第50話 ネタバレ
【エウレディアンside】
(グルカマン三国協定・・・彼らとの神経戦も終盤に入ったな。本当はここまで強硬に対応するつもりはなかった。ルボブニに奇襲攻撃を仕掛け同盟協定を一度破ってしまったから・・・)
「・・・あの時我慢するべきだった」
(いや・・・少なくとも姫を拉致するべきではなかった。あの時ルボブニの要求を呑んでいたらアゼキエヌが条件の引き上げを迫ってくることもなかっただろう。
そしたら姫がベルゴットで危険な目に遭うことも・・・こんなにもソルレア・エルラドに悩まされることもなかっただろう。
だがそれにも関わらず・・・彼女に出会えたことにほっとするとは・・・とにかくこれ以上この件に頭を悩まされたくないし悩んでいる余裕もない)
「これよりも重要な問題が残っているから・・・ベルゴットの地で生意気なことを口にしたら・・・」
(大陸征服を夢見たことはないが一度試してみるのも悪くないだろう)
(・・・そろそろあの女が来る頃だな)
「陛下エルラド嬢が到着しました」
「通しなさい」
エルラドが執務室に入った。
「陛下」
「久しぶりだなエルラド嬢」
「ご招待いただいて嬉しかったです。一生呼んでいただけないと思っていたので・・・数日前から私をお探しになったとお聞きしましたが」
「ああ・・・そなたは用事がない時はよく現れるが用事がある時にはなかなか現れないな」
「忙しかったもので・・・どうかお許しください」
「さあ・・・許しを請うべき問題は他にあると思うが」
「あら・・・どんな問題でしょうか」
「数週間前・・・そなたベルック宮殿の前にいるのを見かけた」
「まあ!私のことをそんなに気にかけてくださっていたのですか?」
「まだ話の途中だ。ベルック宮殿に大したことをしてくれたな」
「この私の宮殿で私が禁じた魔法を私が守っている人に・・・この件について私がどう判断すべきかそなたの口から説明してもらおう」
「陛下はいつも私を疑っていらしたではありませんか。常に警戒し退けられた。でも一度もこの私を阻止されたことはありませんわ。今だって方法を間違っていらっしゃる・・・
私が邪悪な魔法士だという確信をお持ちならこうやって皇城に呼ばずに逮捕令を出して死刑台に送られたはず・・・
でもそうされずに私を呼ばれた理由はまだ確信がないから・・・違いますか?私が陛下の国にプラスになるかマイナスになるか迷っていらっしゃるのでしょうね」
「プラス・・・か・・・さすが魔塔の権力者・・・自信に満ちているな」
「だから私をそばに置かれているのでは?」
「おっしゃる通り私は魔塔の権力者でありベルゴットの魔法士たちの統率者ですもの」
「年老いた私の師匠が死んだらベルゴットの魔法界の権力は私のものになるでしょう。しかしどうも気になりますわ。
あなたのその態度が・・・
私があの姫に害を与えていなかったら陛下がこんなにも敏感に反応していたでしょうか?陛下・・・私は陛下をよく把握しているのですよ。

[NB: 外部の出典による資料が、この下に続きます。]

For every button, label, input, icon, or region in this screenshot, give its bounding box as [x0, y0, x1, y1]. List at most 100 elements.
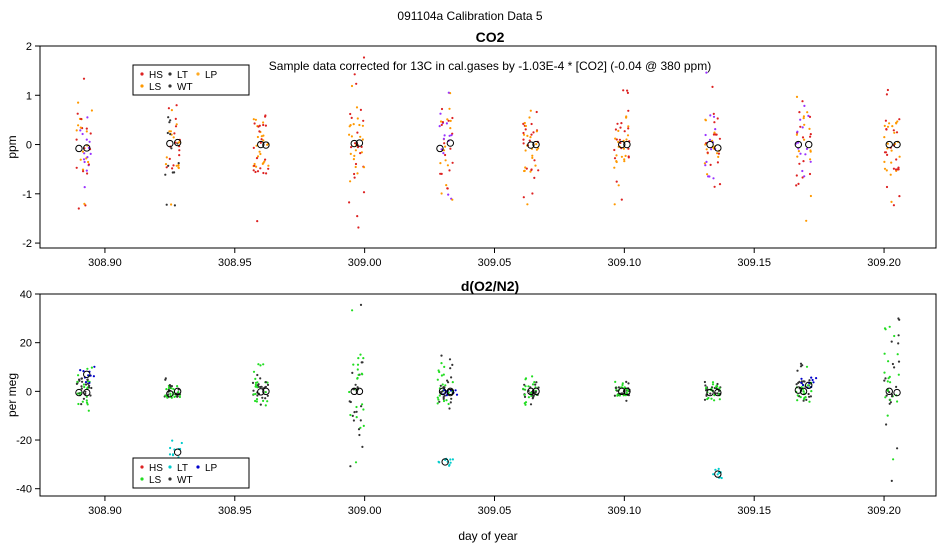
o2n2-data-point — [254, 377, 257, 380]
co2-data-point — [626, 89, 629, 92]
o2n2-data-point — [442, 373, 445, 376]
o2n2-data-point — [357, 373, 360, 376]
co2-data-point — [886, 125, 890, 128]
o2n2-mean-marker — [623, 387, 631, 396]
co2-data-point — [85, 169, 88, 172]
co2-data-point — [252, 169, 255, 172]
o2n2-data-point — [890, 340, 893, 343]
co2-data-point — [76, 112, 79, 115]
co2-data-point — [889, 173, 892, 176]
co2-data-point — [350, 146, 353, 149]
o2n2-data-point — [614, 380, 617, 383]
o2n2-data-point — [796, 369, 799, 372]
o2n2-x-tick-label: 308.95 — [218, 505, 252, 517]
co2-data-point — [440, 172, 443, 175]
co2-data-point — [713, 121, 716, 124]
o2n2-data-point — [703, 398, 707, 401]
co2-x-tick-label: 308.95 — [218, 257, 252, 269]
co2-data-point — [619, 126, 622, 129]
co2-data-point — [627, 147, 630, 150]
co2-data-point — [173, 132, 176, 135]
co2-legend: HS LT LP LS WT — [132, 64, 250, 96]
co2-mean-marker — [173, 138, 182, 147]
co2-data-point — [801, 169, 804, 173]
o2n2-data-point — [522, 387, 525, 390]
o2n2-data-point — [349, 413, 352, 417]
co2-data-point — [85, 127, 88, 130]
co2-data-point — [448, 169, 451, 172]
o2n2-mean-marker — [75, 388, 83, 397]
co2-data-point — [89, 152, 92, 155]
co2-data-point — [79, 158, 82, 161]
o2n2-mean-marker — [173, 387, 182, 396]
o2n2-data-point — [718, 398, 721, 401]
co2-data-point — [534, 164, 537, 167]
o2n2-data-point — [810, 390, 813, 393]
co2-data-point — [891, 125, 894, 128]
co2-legend-hs-marker — [140, 72, 144, 76]
co2-data-point — [256, 155, 260, 158]
o2n2-legend: HS LT LP LS WT — [132, 457, 250, 489]
co2-mean-marker — [794, 140, 803, 149]
o2n2-data-point — [359, 353, 362, 356]
o2n2-legend-lt: LT — [177, 463, 188, 474]
co2-data-point — [706, 173, 709, 176]
o2n2-data-point — [529, 403, 533, 406]
co2-data-point — [888, 122, 891, 125]
co2-data-point — [172, 164, 175, 167]
co2-data-point — [442, 137, 445, 140]
co2-data-point — [795, 95, 799, 98]
o2n2-data-point — [716, 473, 719, 476]
o2n2-data-point — [534, 383, 537, 386]
co2-data-point — [808, 127, 811, 130]
o2n2-data-point — [897, 317, 900, 320]
o2n2-y-tick-label: 0 — [26, 386, 32, 398]
o2n2-data-point — [523, 383, 526, 386]
o2n2-data-point — [803, 380, 806, 383]
co2-data-point — [362, 56, 366, 59]
o2n2-data-point — [893, 366, 896, 369]
o2n2-data-point — [885, 394, 888, 397]
o2n2-data-point — [259, 364, 262, 367]
o2n2-data-point — [86, 378, 89, 381]
co2-data-point — [890, 161, 893, 164]
o2n2-data-point — [266, 394, 269, 397]
co2-data-point — [883, 160, 886, 163]
o2n2-data-point — [92, 375, 95, 378]
o2n2-data-point — [883, 352, 886, 355]
co2-data-point — [264, 115, 267, 118]
co2-data-point — [171, 171, 174, 174]
co2-data-point — [713, 131, 716, 134]
co2-data-point — [529, 170, 532, 173]
co2-data-point — [886, 88, 890, 92]
co2-y-tick-label: 2 — [26, 41, 32, 53]
o2n2-data-point — [796, 399, 799, 402]
o2n2-mean-marker — [83, 388, 91, 397]
co2-data-point — [439, 112, 442, 115]
co2-data-point — [803, 175, 806, 178]
co2-data-point — [804, 153, 807, 156]
o2n2-data-point — [804, 396, 807, 399]
o2n2-data-point — [252, 389, 255, 392]
co2-data-point — [705, 71, 708, 74]
co2-data-point — [627, 109, 630, 112]
o2n2-data-point — [349, 465, 352, 468]
o2n2-data-point — [355, 405, 358, 409]
o2n2-data-point — [439, 384, 442, 387]
o2n2-data-point — [886, 380, 889, 383]
co2-data-point — [532, 131, 535, 134]
co2-mean-marker — [885, 140, 893, 149]
o2n2-means — [75, 370, 901, 478]
o2n2-data-point — [252, 370, 256, 373]
o2n2-ylabel: per meg — [5, 373, 19, 417]
co2-data-point — [886, 153, 889, 156]
co2-data-point — [525, 167, 528, 170]
o2n2-data-point — [614, 386, 617, 389]
co2-data-point — [801, 136, 805, 139]
co2-data-point — [709, 114, 712, 117]
co2-data-point — [798, 162, 801, 165]
co2-data-point — [892, 167, 896, 170]
co2-data-point — [253, 164, 256, 167]
o2n2-data-point — [262, 363, 265, 366]
co2-data-point — [613, 148, 616, 152]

あなたのそばにいた時間が思った以上に長いので・・・あなたは私が暗黒の魔法士であると確信したなら迷わず私を死刑台に送ったでしょう。
いつもの陛下なら・・・」
「何がそんなに怖いのですか?」
(何が怖い?)
「・・・そうだな帝国の主人である以上・・・何も恐れてはいけないと思っていた。だが今はそなたが後先考えずにやりかねないことを想像しただけで不安になってしまう」
「私が暗黒の魔法士である確たる証拠はございますか?」
「ふっ陛下には切り札が残っていないようですわね。残っているのは弱点だけ・・・陛下は私に勝てませんわ。
今回の件でお分かりになったのでは?可愛らしい姫に手を出すのは簡単なことなんですよ。もちろん私が本当に暗黒の魔法士だった時の話ですけどね」
「それで・・・何が望みだ?」
「だから陛下・・・私に首輪をつけてくれませんか?予定通り私と結婚してください」
「そしたら陛下の国と陛下の姫に何の害も及ばないはずです」
丁度その時、エウレディアンに会いに来ていたエレニカはドア一枚隔てて聞いてしまった。
(え・・・?一体どういうこと?)
第50話 感想
やばいですね・・・せっかくエルラドとの結婚を阻止できたと思ったのに逆に利用されてしまったようです。